Ora, em um país marcado pelo mito de uma pretensa democracia racial, ou seja, de um entendimento de que “todos somos iguais” e de que “as oportunidades são para todos”, o reconhecimento das desigualdades orientadas pela raça se torna um desafio. No caso das comunidades quilombolas, por exemplo, após a Abolição, estes grupos só vão aparecer na jurisdição brasileira em 1998 – 100 anos depois – por meio do artigo 68 do Ato das Disposições Constitucionais Transitórias (ADCT), que passa a reconhecê-los como sujeitos de direitos. E de lá pra cá, milhares de comunidades veem se autodeclarando quilombolas, passando a assumir uma identidade até então negada e estigmatizada, sob uma afirmação identitária, com finalidade política de promoção de direitos. E quais direitos?

Falar de acesso a direitos quando o assunto são comunidades quilombolas é desafiador, já que, para esses grupos etnicamente diferenciados, toda a sua existência e reprodução socioeconômica e cultural se fazem no e com o território em que estão inseridos. Em um país de tradição latifundiária, em que terra é sinônimo de riqueza e poder, como produzir justiça social e reparação para grupos negros de origem escrava?
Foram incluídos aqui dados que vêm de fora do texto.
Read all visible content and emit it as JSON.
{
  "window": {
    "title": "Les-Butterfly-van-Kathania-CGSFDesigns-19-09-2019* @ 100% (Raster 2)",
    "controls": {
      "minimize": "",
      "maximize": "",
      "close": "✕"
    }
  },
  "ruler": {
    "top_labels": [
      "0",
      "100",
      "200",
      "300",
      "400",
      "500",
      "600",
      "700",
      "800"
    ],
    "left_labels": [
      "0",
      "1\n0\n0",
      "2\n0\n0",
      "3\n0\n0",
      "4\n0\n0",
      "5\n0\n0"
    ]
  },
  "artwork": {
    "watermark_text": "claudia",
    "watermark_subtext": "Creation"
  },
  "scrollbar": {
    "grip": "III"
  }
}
No primeiro Censo quilombola da história do país (2022), foram recenseadas 1.330.186 pessoas quilombolas residentes em 1.700 municípios. Contudo, esses números não refletem o acesso a direitos, uma vez que 90,02% da população quilombola possuem acesso precário ao saneamento; 66,71% não possui água encanada até a residência; 24,77% não tinham banheiro de uso exclusivo do domicílio (UNFPA Brasil, 2025)1. Já a Saúde quilombola tem ganhado espaço recentemente, por meio da Política Nacional de Saúde Integral da População Quilombola – PNASQ, que está sendo elaborada pelo Ministério da Saúde.

Em relação à saúde quilombola, apesar de sua relevância e do significativo avanço que a PNASQ propõe, sem o acesso ao território, não há saúde para a população quilombola, uma vez que são indissociáveis, como discuti em minha tese de doutorado2. Além de fornecer todos os elementos necessários à sua reprodução socioeconômica, o território em que a comunidade está inserida possui uma relevância simbólica, subjetiva, onde se produzem saberes e formas de relacionar que promovem o bem-viver desses grupos.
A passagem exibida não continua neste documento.